Arbeiter-Zeitung1) Nr. 357 vom 29. 12. 1901

Vor mir auf dem Schreibtisch steht eine kleine Porzellanvase. Sie ist kaum mehr als einen Dezimeter hoch. Aus der Kleeblattform des Bodens steigen drei glatte Wände auf, die stumpfe Kanten zum Gefäß vereinigen. Die Wandflächen sind in helles Rothbraun getaucht, von dem sich ein Maiglöckchenornament lieblich abhebt. Die Ränder zeigen Goldlinien. Ein Kunstwerk im kleinen, anspruchslos und bescheiden wie die Blüthen, die zum Ornament gedient haben, und auch so schön wie diese – ist es ein Produkt der nordwestböhmischen Porzellanindustrie, deren Schilderung die folgenden Blätter dienen sollen.

Wohl die wenigsten Menschen geben sich Rechenschaft über die Dinge, die sie täglich umgeben. Sie sind groß geworden mit ihnen, und hat die Wißbegierde des Kindes nichts über ihre Herkunft, über ihre Entstehung, über ihr Werden erfragt und erfahren – im späteren Leben bleibt ihnen kaum noch Zeit, sich über so manches zu unterrichten, was sie von je umgab. Nur die neuen Erscheinungen auf den verschiedenen Gebieten menschlichen Schaffens erregen unser Interesse, von ihnen suchen wir ein Bild zu gewinnen, für sie suchen wir uns eine Erklärung.

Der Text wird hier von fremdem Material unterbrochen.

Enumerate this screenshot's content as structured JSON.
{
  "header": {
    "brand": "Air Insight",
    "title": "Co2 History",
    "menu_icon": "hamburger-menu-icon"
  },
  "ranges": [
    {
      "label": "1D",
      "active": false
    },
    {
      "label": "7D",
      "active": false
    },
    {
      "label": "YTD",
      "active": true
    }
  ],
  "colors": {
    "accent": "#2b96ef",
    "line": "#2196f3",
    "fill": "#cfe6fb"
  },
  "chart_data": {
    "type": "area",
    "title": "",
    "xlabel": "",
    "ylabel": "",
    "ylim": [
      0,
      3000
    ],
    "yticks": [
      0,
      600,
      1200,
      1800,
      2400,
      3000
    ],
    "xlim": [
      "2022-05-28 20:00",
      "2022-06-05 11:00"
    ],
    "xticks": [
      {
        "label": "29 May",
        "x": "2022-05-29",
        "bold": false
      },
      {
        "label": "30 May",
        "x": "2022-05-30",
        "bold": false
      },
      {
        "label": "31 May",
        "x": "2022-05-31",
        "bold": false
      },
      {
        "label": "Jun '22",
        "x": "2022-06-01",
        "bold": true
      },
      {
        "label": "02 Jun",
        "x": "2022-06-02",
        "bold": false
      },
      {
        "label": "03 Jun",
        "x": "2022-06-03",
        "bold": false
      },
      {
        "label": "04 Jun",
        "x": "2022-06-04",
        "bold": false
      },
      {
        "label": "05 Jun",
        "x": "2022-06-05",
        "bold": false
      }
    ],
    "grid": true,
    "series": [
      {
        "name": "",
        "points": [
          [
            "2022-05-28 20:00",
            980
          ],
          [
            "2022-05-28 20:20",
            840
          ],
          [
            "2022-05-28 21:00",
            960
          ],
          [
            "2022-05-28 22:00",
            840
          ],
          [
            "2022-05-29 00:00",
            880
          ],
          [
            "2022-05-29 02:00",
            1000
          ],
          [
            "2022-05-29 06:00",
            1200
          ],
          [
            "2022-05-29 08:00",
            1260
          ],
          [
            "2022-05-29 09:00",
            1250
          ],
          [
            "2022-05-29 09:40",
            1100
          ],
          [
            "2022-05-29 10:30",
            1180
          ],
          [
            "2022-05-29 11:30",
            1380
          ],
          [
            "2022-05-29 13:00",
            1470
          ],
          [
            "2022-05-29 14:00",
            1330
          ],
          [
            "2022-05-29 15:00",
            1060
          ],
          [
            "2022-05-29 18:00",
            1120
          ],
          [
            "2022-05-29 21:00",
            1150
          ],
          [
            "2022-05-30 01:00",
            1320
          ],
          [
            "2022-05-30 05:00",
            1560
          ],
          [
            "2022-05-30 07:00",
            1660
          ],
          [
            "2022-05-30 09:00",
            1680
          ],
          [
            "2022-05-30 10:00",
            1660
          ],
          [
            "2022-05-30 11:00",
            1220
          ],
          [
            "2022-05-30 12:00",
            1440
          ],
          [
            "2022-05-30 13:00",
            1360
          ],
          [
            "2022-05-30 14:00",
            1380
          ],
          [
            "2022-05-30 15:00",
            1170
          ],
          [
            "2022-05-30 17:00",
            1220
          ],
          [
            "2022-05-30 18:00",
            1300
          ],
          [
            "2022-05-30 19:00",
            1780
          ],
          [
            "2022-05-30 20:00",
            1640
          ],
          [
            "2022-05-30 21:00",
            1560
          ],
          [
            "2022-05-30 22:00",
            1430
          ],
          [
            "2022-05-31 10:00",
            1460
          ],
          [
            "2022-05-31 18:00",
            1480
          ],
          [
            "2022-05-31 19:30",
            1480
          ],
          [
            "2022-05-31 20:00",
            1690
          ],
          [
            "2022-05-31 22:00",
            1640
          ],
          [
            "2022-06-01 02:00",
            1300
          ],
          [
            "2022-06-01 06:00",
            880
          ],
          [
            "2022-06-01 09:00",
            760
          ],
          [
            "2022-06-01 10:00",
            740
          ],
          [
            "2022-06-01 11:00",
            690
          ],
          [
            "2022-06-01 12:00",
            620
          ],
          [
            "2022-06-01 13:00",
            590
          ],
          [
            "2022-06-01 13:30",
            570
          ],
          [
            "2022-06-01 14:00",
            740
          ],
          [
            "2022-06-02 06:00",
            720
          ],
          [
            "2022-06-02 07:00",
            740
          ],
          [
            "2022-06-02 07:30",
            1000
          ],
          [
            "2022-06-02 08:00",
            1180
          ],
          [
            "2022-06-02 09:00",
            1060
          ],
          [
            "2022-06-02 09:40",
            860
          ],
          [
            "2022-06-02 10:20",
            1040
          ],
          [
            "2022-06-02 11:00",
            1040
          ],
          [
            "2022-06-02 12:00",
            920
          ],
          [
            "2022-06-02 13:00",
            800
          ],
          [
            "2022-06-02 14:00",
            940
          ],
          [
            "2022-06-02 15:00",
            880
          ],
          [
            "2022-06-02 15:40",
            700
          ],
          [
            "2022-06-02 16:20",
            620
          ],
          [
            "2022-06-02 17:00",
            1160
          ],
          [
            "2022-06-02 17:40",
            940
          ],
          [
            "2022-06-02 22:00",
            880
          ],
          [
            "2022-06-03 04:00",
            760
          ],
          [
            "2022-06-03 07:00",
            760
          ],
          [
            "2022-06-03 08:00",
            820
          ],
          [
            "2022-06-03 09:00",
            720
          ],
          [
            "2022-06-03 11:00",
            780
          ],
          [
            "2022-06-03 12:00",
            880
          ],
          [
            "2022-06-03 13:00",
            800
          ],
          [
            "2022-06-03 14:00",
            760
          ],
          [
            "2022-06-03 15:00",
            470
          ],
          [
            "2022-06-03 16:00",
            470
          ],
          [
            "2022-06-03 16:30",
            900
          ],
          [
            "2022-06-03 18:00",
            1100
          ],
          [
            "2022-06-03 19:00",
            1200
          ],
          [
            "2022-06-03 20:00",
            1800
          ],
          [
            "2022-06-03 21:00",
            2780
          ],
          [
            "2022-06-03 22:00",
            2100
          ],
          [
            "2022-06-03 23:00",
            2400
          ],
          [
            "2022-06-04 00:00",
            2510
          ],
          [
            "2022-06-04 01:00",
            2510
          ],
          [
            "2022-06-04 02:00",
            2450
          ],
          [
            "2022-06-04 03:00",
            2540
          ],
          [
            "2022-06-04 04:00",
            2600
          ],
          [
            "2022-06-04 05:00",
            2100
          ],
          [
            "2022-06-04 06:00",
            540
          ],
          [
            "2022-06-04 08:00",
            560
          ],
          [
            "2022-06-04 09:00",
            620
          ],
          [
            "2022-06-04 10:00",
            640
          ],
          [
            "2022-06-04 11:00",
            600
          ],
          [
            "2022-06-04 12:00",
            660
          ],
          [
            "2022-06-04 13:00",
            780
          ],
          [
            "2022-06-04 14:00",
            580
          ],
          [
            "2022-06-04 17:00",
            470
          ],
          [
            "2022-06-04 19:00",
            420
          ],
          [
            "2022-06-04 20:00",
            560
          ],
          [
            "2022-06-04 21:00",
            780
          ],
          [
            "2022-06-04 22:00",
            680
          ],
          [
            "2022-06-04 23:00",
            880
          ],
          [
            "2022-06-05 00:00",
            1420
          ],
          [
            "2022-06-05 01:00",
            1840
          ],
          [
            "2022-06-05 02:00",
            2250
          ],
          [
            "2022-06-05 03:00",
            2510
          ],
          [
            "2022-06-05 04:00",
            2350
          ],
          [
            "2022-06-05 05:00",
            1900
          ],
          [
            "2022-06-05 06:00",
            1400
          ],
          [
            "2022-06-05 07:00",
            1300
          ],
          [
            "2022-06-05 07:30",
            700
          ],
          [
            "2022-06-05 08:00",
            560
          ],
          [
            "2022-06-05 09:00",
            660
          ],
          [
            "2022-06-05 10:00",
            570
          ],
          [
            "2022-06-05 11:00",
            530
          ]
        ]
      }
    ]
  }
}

Auch die Porzellanvase ist so ein Ding, das mit uns alt wird, ohne daß viele von uns sich je fragen: Wie bist du geworden? Aus welchen Stoffen und mit welchen Mitteln bist du geformt? Wer gab dir die Form, wer die Dekoration? Sind es Künstler oder Handwerker, die dich schaffen? Unter welchen Bedingungen schaffen sie? So geht es uns mit den Schalen, den Schüsseln und Tellern, mit den Prunkgefäßen und den Töpfen, mit den Kannen und Tassen, mit den Isolatoren auf den Telegraphensäulen, mit den Beleuchtungs- und Wasserleitungsgegenständen aus Porzellan und den Waschbecken und Krügen, und was sonst noch aus der Masse geformt wird, deren Hauptbestandteil die weiche weiße Erde, das Kaolin ist. Man nimmt es hin als etwas Bestehendes, bedient sich der Gefäße, freut sich der kunstvollen Dekoration, der Farben und Formen, aber selten kommt Einer über das ästhetische Behagen hinaus und dringt tiefer ein. Dennoch gibt es auch in der Porzellanindustrie, wie in jeder Industrie, eine Menge zu beobachten, zu schauen, was über das spezielle Interesse der Brancheangehörigen, der Arbeiter aller Kategorien und der Unternehmer hinausgehend, allgemein interessant ist.

Die Porzellanindustrie ist an Oertlichkeiten gebunden. Nur dort, wo die Erde das Kaolin, das Zersetzungsprodukt des Feldspates, birgt, nur in der Nähe solcher Lager gedeiht auch die Industrie. In Oesterreich befinden sich größere Kaolinlager nur in Böhmen, in der Umgebung von Karlsbad und Teplitz, und in Mähren. Diese werden denn auch tüchtig ausgebeutet, und nicht mit Unrecht kann man den Landstrich um Karlsbad das «Purzlinerlandl» nennen, sind dort doch fast in jedem Orte Porzellanfabriken, Kaolingruben oder Schlemmwerke. Durch diese Heimstätten des vielbegehrten böhmischen Porzellans wollen wir einen Spaziergang machen.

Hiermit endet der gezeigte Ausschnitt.